I am not seeking an on-line only relationship, but if I was, I'd think it would involve more second-chances, sometimes, as far as asking someone: "Did you mean this?" if something wasn't clear...unless the other person was an out-right a__hole and rude in other ways. Hopefully, many would know discussing things like you describe involves a progression of getting to know someone - but - that "progression" and how fast it evolves is going to vary by person. Which is why I think coming out and inquiring of someone: "Is discussing this something you're okay with? " is never a bad idea. Coming from either person.

- Susan 




mstrjx -> RE: Letting go...online (9/2/2006 10:52:51 AM)

Well, I had a nice reply here, but CM timed me out and it's gone.

But it was a pro-online bent, rather than anti-online.

If you want to know more, ask.  I'm sorry.

Jeff




darkinshadows -> RE: Letting go...online (9/2/2006 11:01:27 AM)
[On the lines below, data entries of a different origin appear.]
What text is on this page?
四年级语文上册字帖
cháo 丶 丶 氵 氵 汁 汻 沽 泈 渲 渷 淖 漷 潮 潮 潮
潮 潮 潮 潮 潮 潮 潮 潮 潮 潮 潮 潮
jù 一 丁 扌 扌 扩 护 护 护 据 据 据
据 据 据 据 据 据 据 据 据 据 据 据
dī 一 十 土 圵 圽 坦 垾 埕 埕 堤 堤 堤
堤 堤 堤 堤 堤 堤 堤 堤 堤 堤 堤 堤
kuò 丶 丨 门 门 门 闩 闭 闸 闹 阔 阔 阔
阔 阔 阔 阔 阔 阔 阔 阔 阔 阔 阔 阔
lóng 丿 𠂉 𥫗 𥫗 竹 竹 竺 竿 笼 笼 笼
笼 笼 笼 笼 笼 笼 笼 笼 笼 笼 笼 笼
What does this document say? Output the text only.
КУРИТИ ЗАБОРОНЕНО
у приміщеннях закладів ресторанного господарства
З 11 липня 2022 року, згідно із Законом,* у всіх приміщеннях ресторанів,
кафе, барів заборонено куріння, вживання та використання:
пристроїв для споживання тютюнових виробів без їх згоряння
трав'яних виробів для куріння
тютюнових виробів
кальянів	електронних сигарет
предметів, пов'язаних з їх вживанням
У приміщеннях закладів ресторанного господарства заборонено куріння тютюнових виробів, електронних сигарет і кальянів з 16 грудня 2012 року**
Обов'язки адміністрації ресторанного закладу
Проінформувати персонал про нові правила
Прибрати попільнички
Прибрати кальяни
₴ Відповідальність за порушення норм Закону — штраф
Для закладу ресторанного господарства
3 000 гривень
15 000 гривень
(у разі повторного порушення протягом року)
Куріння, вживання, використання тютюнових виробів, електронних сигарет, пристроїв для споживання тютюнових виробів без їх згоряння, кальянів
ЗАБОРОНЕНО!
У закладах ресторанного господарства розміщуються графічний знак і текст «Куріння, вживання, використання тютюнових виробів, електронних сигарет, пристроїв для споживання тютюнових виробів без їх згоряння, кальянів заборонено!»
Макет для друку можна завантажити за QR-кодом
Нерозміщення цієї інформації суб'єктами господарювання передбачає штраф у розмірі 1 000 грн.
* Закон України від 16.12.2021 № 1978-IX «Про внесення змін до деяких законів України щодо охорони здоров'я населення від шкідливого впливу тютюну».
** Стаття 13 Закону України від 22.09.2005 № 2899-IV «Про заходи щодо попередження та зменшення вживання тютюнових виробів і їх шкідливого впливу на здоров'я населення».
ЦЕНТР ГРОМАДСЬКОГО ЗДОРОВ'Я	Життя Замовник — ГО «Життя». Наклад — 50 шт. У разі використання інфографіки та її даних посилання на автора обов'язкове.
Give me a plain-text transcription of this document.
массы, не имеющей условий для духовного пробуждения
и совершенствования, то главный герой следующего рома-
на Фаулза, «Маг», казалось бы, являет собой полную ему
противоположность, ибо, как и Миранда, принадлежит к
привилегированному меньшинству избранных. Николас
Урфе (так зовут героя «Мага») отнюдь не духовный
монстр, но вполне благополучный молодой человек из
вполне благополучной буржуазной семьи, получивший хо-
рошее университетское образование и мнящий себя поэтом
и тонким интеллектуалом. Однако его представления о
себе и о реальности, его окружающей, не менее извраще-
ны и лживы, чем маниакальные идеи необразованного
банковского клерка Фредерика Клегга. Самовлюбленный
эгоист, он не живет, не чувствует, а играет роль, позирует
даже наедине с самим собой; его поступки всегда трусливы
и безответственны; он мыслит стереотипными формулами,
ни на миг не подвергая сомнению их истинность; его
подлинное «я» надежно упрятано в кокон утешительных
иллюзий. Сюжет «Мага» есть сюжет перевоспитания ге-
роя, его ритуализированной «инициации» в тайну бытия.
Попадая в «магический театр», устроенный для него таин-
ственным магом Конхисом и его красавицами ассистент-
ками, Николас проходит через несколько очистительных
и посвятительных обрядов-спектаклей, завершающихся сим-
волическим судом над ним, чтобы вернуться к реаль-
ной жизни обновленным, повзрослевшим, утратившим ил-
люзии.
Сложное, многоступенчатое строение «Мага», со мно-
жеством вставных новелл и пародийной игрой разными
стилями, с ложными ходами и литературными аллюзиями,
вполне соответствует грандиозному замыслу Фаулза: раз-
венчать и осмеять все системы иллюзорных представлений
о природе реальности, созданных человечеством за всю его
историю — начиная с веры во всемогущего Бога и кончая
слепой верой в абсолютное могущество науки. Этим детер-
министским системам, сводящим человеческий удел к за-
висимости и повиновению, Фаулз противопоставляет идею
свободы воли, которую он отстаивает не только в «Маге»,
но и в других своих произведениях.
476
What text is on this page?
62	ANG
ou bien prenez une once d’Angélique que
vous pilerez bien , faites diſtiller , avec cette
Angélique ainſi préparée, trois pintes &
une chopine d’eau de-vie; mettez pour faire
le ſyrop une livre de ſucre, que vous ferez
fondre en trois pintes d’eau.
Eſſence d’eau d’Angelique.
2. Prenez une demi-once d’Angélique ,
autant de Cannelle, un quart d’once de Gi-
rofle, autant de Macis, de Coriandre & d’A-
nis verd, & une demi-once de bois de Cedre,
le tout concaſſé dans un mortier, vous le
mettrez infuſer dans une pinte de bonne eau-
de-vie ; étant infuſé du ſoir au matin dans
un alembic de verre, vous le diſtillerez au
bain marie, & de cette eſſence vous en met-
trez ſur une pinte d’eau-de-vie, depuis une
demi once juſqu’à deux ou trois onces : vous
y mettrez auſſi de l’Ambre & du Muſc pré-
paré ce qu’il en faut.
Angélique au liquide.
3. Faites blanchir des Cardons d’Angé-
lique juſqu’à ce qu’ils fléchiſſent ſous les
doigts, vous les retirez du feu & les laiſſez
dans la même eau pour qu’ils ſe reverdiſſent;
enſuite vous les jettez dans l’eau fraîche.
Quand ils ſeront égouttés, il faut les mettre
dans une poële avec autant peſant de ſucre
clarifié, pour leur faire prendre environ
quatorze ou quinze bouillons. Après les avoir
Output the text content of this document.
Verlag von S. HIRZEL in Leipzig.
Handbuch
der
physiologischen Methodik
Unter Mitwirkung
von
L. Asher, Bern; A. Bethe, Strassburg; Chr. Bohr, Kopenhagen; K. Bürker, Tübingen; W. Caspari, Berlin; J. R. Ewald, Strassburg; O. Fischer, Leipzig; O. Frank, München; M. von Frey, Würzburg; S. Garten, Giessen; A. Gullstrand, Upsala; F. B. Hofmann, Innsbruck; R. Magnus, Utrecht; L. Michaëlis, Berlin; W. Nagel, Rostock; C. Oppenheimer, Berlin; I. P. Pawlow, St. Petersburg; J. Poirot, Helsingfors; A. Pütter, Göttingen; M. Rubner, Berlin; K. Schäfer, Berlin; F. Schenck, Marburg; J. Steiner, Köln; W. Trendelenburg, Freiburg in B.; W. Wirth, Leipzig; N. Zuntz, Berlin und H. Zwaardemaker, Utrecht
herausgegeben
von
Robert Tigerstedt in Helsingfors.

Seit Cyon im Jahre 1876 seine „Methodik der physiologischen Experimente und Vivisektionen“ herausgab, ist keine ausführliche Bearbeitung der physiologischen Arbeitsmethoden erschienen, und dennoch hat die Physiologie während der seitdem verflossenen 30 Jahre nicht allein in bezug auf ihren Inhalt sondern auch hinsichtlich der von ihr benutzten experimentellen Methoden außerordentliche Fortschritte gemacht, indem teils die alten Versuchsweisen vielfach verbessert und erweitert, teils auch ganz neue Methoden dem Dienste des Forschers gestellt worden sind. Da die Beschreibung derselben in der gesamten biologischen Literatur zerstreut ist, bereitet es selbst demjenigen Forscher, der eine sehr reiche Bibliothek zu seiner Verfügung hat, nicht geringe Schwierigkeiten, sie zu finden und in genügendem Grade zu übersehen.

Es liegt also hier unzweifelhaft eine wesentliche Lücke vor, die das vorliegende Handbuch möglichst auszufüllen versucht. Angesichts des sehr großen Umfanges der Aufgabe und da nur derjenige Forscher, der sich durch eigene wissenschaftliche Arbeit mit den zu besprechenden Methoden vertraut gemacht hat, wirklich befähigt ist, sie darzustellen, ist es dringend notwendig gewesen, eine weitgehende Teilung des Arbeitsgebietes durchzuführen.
I think something to consider is that you (generic) come onto a forum like this, and discuss past experiences and offer advice and to be honest, that can be masturbatory fodder to some people.  The images we post, people get off on.  The words we write, people get off on.  So the reality is, that sharing some experiences with someone you are growing fond of isn't about getting your rocks off, its about exploration and discovery... and if its just an experience your sharing and not getting into deep and expletive descriptions, I don't see the harm and I don't see that it's any worse to what people might ask or write here.
 
Truth is - you do whats comfortable to you.  If it doesnt make you comfortable to discuss such matters, then the thought should be made as to why?  Does he not make you feel comfortable enough or is it the stigma that could be attatched?  Is it the amount of info that is required?  Is he being pushy and like Em said - huffy about you just simple saying no.
 
Do I trust online relationships?  I have some good online friends yes.  And the majority I have met and have really good offline relationships with.  I think its about trusting yourself and your instincts, rather than others.  If someone wants something your not willing to give online, and they make you feel bad because of it, then trust that instinct and forget the relationship.  The stress isnt worth it.
 
Peace and Rapture




Bearlee -> RE: Letting go...online (9/2/2006 11:11:05 AM)

quote:

ORIGINAL: SirKenin

Heh.  You develop a relationship online by talking to the person. About nonsense at first.  Then as time goes on you find out where the common interests lie and start exploring those avenues.  You talk more and more about your life and arrange a time to meet for a coffee or beer. 

 
Just to be clear, I am not 'anti-online'...just want real-time.  That in mind...I'm always clear to suggest a phone call soon and meeting asap.  I decline LDRs. 
 
What I AM talking about is this time BEFORE the meet.  HOW is it you assure each other you are real, not fake?  HOW is it you 'let go' and really get to know each other?
 
I'm with many people here; it is NOT with 'cyber-talk' but with 'small talk' combined with genuine conversation of wants, desires and expectations.
 
Having said this...all my conversations are with this in mind, upfront.  I'm just curious HOW this happens...    AND, believe this conversation might be good for some persons who get impatient with 'online'.  Ya know?  Aren't we (forum posters) teachers, too?)
 
bear
 
mstrjx; I usually write longer posts in a word processor and paste here...my spelling is THAT bad (and Cm can be impatient, too!)




mstrjx -> RE: Letting go...online (9/2/2006 11:13:26 AM)

quote:

ORIGINAL: Bearlee

mstrjx; I usually write longer posts in a word processor and paste here...my spelling is THAT bad (and Cm can be impatient, too!)


Lesson learned.  I need a spanking.  I'll re-do in a while.  It'll be good.